At any rate, I have no intention to have a long stay with any tweakers, that's for sure.


----------



## wildboy860

FUCK METH!!! I lived across the street from a house full of meth heads in Phoenix for 3 months.


----------



## little_owl

I was living for a really short while in a house in Portland, OR and the room I got had someone in it before me who got kicked out for making crystal meth there and I've always wondered if with it being made there is what contributed to the people in that house being fucked up crazy. There were a bunch of people in the house and whenever two people were in the same room they would start arguing and getting so loud. And the owner of the house carried a loaded gun with him everywhere and would just start screaming at people. One of the roommates told me that the place gets raided way too often by cops or whoever looking for drugs which is odd. I was only there for a week because it was just insane.


----------



## madewithpaint

tweakers are bad news bears.


----------



## headwound

The first day I was in Hollywood I got black out drunk after two of my road dogs went to jail and came out of the black out hitting a meth pipe (first time I'd ever smoked meth), spent the rest of the night laying in some empty lot watching a guy dig through a giant pile of trash looking for his rinse or something.

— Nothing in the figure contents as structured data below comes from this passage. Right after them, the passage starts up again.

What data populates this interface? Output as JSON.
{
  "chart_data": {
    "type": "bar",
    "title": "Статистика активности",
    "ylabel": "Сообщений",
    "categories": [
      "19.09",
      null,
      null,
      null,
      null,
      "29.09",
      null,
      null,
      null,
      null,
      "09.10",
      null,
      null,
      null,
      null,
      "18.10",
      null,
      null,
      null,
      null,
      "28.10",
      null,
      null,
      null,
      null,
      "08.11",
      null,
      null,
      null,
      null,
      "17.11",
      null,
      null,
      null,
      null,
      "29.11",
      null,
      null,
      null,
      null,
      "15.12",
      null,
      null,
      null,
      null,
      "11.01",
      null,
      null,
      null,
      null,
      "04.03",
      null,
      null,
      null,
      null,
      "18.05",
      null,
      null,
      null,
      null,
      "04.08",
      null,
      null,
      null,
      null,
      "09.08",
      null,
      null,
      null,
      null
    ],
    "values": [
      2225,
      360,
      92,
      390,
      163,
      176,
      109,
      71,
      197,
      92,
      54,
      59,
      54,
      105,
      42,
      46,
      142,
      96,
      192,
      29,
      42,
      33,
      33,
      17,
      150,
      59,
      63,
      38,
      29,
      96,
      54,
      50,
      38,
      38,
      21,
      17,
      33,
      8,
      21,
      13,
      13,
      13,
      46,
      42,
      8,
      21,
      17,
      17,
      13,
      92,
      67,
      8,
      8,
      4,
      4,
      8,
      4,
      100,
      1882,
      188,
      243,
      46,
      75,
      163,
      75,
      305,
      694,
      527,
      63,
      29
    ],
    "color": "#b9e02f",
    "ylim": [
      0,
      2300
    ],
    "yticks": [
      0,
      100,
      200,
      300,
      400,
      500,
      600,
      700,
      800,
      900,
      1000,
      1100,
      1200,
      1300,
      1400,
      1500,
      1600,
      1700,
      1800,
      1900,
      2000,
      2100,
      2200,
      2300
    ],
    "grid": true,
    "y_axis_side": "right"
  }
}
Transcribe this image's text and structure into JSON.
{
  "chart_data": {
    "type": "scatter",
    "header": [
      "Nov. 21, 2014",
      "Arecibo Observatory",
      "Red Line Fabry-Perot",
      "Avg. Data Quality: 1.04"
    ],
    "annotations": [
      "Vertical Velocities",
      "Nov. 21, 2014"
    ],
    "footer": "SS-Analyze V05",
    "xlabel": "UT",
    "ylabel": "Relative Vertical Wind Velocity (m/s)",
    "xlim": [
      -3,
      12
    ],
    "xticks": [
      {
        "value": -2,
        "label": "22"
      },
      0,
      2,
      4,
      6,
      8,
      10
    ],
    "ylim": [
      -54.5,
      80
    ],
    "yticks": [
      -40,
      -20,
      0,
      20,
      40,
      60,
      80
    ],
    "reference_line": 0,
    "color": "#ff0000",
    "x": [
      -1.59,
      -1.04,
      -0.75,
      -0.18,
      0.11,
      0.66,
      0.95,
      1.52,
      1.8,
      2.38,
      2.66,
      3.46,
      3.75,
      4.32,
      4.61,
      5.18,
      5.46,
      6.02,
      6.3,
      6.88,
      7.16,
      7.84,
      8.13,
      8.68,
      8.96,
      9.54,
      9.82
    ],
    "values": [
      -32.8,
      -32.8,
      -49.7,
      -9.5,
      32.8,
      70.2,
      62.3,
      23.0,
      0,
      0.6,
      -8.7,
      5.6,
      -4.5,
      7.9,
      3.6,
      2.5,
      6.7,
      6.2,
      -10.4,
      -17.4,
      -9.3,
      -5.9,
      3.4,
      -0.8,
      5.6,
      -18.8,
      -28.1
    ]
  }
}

Meth sucks, tweakers suck.


----------



## shwillyhaaa

i can smell tweakers miles away...
i hate meth, and dislike people who let it rule their life.
really there are so many cooler drugs that make you enjoyable to be around.
i just dont see the big attraction with having no teeth, being creepy, and being alone.
so yes i agree, you really cant trust them most of the time


----------



## Eden

Hardcore druggies are -always- trouble.

No exceptions.


----------



## farmer john

beware the black tooth(stub) demons!!!!
i had one try to steal my dam belt buckle... while i was wearing it in public! needless to say that is now a toothless demon but still dam crazy blokes


----------



## drinksoda

tweakers are taking over


----------